Exit Hamlet - theatre and colonial history play out on stage
November 10, 2013When German theater director Fabian Lettow traveled to Cameroon, he was struck by the energy of its capital, Yaounde. "The city is extremely lively, sometimes even aggressive. People are selling things, bargaining, they make music and celebrate."
But as Lettow walked the streets together with his theater colleagues from Germany, he was also thinking of the countries' little-known shared history. "Bit by bit you realize that Germany actually has a lot do with Yaounde’s past," Lettow said. "The city basically emerged from German history. And hardly anyone knows that."
Lettow was in Cameroon as part of a cooperative theater program, working with Martin Ambara, Lettow’s director counterpart in Cameroon. Together, they initiated a cross-border theatre project after Ambara spent time working in Germany. Ambara was invited to the Berlin Theatre Festival (Berliner Festspiele), the high-point of the theater industry.
Ambara is well acquainted with German playwrights - from the literary celebrity Johann Wolfgang von Goethe (1749-1832) to the East German poet and dramatist Heiner Müller (1929-1995). And it was Müller’s piece "Hamlet Machine," that was the inspiration for a joint theater project.
The play paints grueling pictures of power-obsession and contempt for mankind in German history. "It’s a Cameroonian piece," Ambara said. Reason enough to re-examine it with an ensemble from both countries.
Expedition in Yaounde
"Heiner Müller often said that you shouldn't just take a piece and show it as it is but rather look at it as a landscape and go somewhere else with it," Ambara said, laughing. "That's kind of what we're doing."
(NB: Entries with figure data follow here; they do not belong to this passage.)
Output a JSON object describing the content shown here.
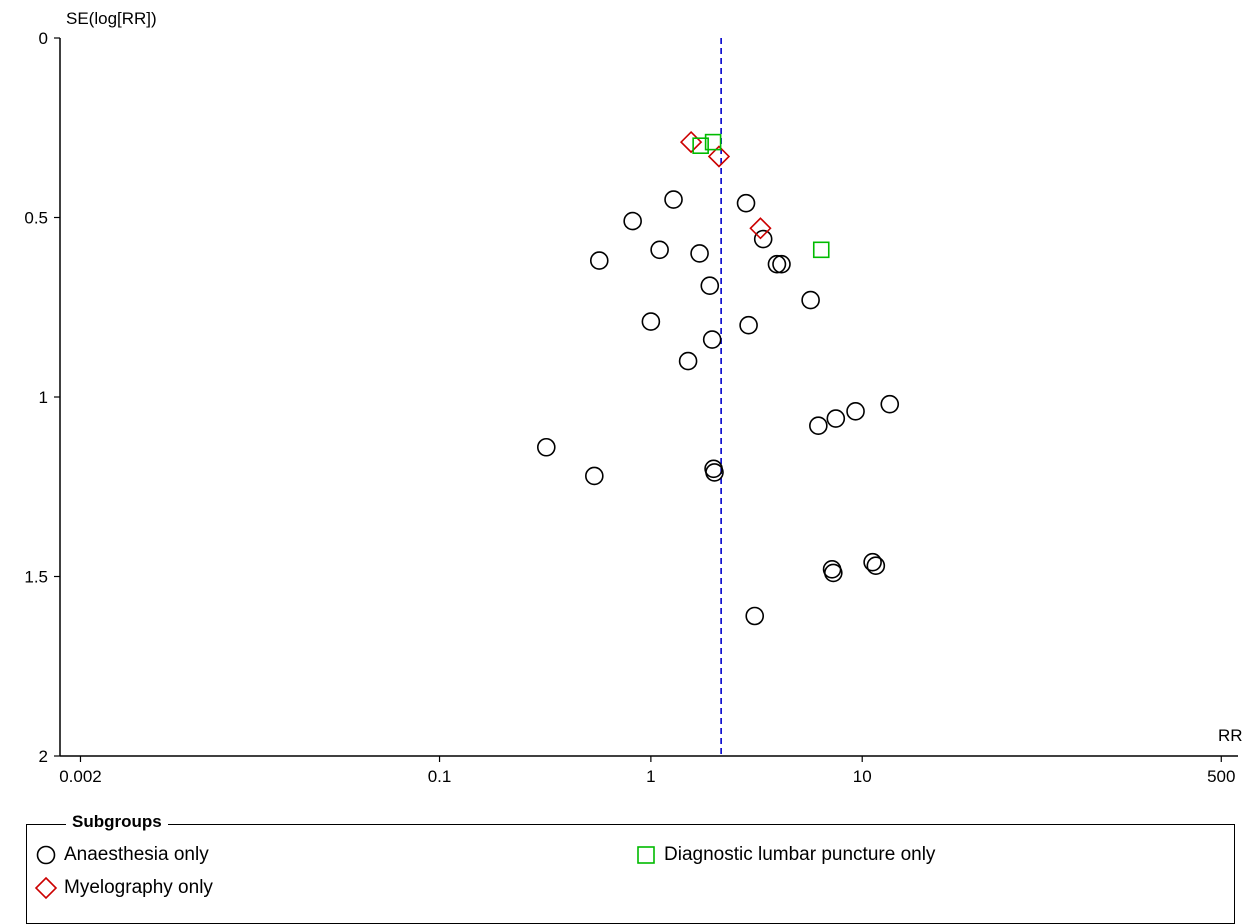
{
  "chart_data": {
    "type": "scatter",
    "subtype": "funnel plot",
    "x_axis": {
      "label": "RR",
      "scale": "log",
      "range": [
        0.0016,
        600
      ],
      "ticks": [
        {
          "value": 0.002,
          "label": "0.002"
        },
        {
          "value": 0.1,
          "label": "0.1"
        },
        {
          "value": 1,
          "label": "1"
        },
        {
          "value": 10,
          "label": "10"
        },
        {
          "value": 500,
          "label": "500"
        }
      ]
    },
    "y_axis": {
      "label": "SE(log[RR])",
      "inverted": true,
      "range": [
        0,
        2
      ],
      "ticks": [
        {
          "value": 0,
          "label": "0"
        },
        {
          "value": 0.5,
          "label": "0.5"
        },
        {
          "value": 1,
          "label": "1"
        },
        {
          "value": 1.5,
          "label": "1.5"
        },
        {
          "value": 2,
          "label": "2"
        }
      ]
    },
    "reference_line": {
      "rr": 2.15,
      "style": "dashed",
      "color": "#0000cc"
    },
    "series": [
      {
        "name": "Anaesthesia only",
        "marker": "circle",
        "color": "#000000",
        "points": [
          {
            "rr": 1.28,
            "se": 0.45
          },
          {
            "rr": 0.82,
            "se": 0.51
          },
          {
            "rr": 0.57,
            "se": 0.62
          },
          {
            "rr": 1.1,
            "se": 0.59
          },
          {
            "rr": 1.7,
            "se": 0.6
          },
          {
            "rr": 2.82,
            "se": 0.46
          },
          {
            "rr": 3.4,
            "se": 0.56
          },
          {
            "rr": 3.95,
            "se": 0.63
          },
          {
            "rr": 4.15,
            "se": 0.63
          },
          {
            "rr": 1.9,
            "se": 0.69
          },
          {
            "rr": 5.7,
            "se": 0.73
          },
          {
            "rr": 1.0,
            "se": 0.79
          },
          {
            "rr": 2.9,
            "se": 0.8
          },
          {
            "rr": 1.95,
            "se": 0.84
          },
          {
            "rr": 1.5,
            "se": 0.9
          },
          {
            "rr": 13.5,
            "se": 1.02
          },
          {
            "rr": 9.3,
            "se": 1.04
          },
          {
            "rr": 7.5,
            "se": 1.06
          },
          {
            "rr": 6.2,
            "se": 1.08
          },
          {
            "rr": 0.32,
            "se": 1.14
          },
          {
            "rr": 0.54,
            "se": 1.22
          },
          {
            "rr": 1.98,
            "se": 1.2
          },
          {
            "rr": 2.0,
            "se": 1.21
          },
          {
            "rr": 7.2,
            "se": 1.48
          },
          {
            "rr": 7.3,
            "se": 1.49
          },
          {
            "rr": 11.2,
            "se": 1.46
          },
          {
            "rr": 11.6,
            "se": 1.47
          },
          {
            "rr": 3.1,
            "se": 1.61
          }
        ]
      },
      {
        "name": "Myelography only",
        "marker": "diamond",
        "color": "#cc0000",
        "points": [
          {
            "rr": 1.55,
            "se": 0.29
          },
          {
            "rr": 2.1,
            "se": 0.33
          },
          {
            "rr": 3.3,
            "se": 0.53
          }
        ]
      },
      {
        "name": "Diagnostic lumbar puncture only",
        "marker": "square",
        "color": "#00bb00",
        "points": [
          {
            "rr": 1.97,
            "se": 0.29
          },
          {
            "rr": 1.72,
            "se": 0.3
          },
          {
            "rr": 6.4,
            "se": 0.59
          }
        ]
      }
    ],
    "legend": {
      "title": "Subgroups",
      "placement": "bottom"
    }
  },
  "legend": {
    "title": "Subgroups",
    "items": [
      {
        "label": "Anaesthesia only",
        "marker": "circle",
        "color": "#000000"
      },
      {
        "label": "Myelography only",
        "marker": "diamond",
        "color": "#cc0000"
      },
      {
        "label": "Diagnostic lumbar puncture only",
        "marker": "square",
        "color": "#00bb00"
      }
    ]
  }
}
And in fact they moved away from Müller and the GDR- the project is now called "Fin de machine. Exit Hamlet." Lettow's ensemble "kainkollektiv" and Ambara's team from the Othni theater in Cameroon have undertaken week-long expeditions in Yaounde and have delved deep into Cameroon's and Germany's history.
The city of Yaounde was in fact founded by German colonial rulers who seized Cameroon in 1884 as a "dependency." After that, forced labor, resettlements, pillaging, and executions were part of daily life in Cameroon's capital. The German reign lasted until World War I, when French and British occupation took over.
Lack of knowledge in Europe
However, this history has been completely erased from Germany's collective memory. "First you are astonished when you hear that they don't know about that part of German history. Then you realize they're being honest and they really don't know. And then you wonder why you blame them," Ambara said.
"In Africa people always say the whites have caused us so much harm. Then you talk to the whites and you realize - they really don't know what their ancestors did. They don't even know that Cameroon once was in German possession."
Ambara calls this the "trench of ignorance," and his theater project aims to bridge this. In the process, he has unearthed facts about Cameroon's own history that come as a shock.
For instance, national hero Charles Atangana is known as a freedom fighter. "But in reality he didn't fight for freedom, but instead for personal gain," Ambara said. "He worked for the Germans and when the French people came, he changed his name and started working for them."
Living with the pain
The history of collaboration has been slipped into the visual design of the theater project, which is currently in its second phase of development in Germany. Heiner Müller's brutal pictures, which speak of power and murderousness, melt together with the drama of a country whose history was taken by Europe.
Video recordings of present day Yaounde, an African megacity that is being spammed with Western advertising, are shown on fragmented screens. Even decades after the end of the colonialism, the city is still closely related to Europe.
"I've always lived with this pain," Ambara said. "But no one here knows that the smallest decision in Europe has a huge impact on Africa. When I talk to people here who don't know this, I always wonder what kind of a world we actually live in. It just shows how isolated Europe is. Sometimes I get the impression that if Europeans talk about the world, they really only think about Europe."
New European image
At least the German actors from "kainkollektiv" were able to reach beyond Europe's borders to engage with the rest of the world. Thrown into the middle of the megacity Yaounde, they had to face the "purgatorial fire," Lettow's reference to the capital city's busy streets.
What makes us the contemporary witnesses we are with all the differences in our living conditions? That's the question the audience of both countries will now have to grapple with. The production is touring through Gernany until the end of November and in January will be performed in Yaounde.
At least for the actors "the trench of ignorance" has become smaller. The theatrical work was very "friendly," Ambara said. "Now I look at Europeans differently than before. I don't say how much they have done to us anymore, but instead I say they really don't know what they did."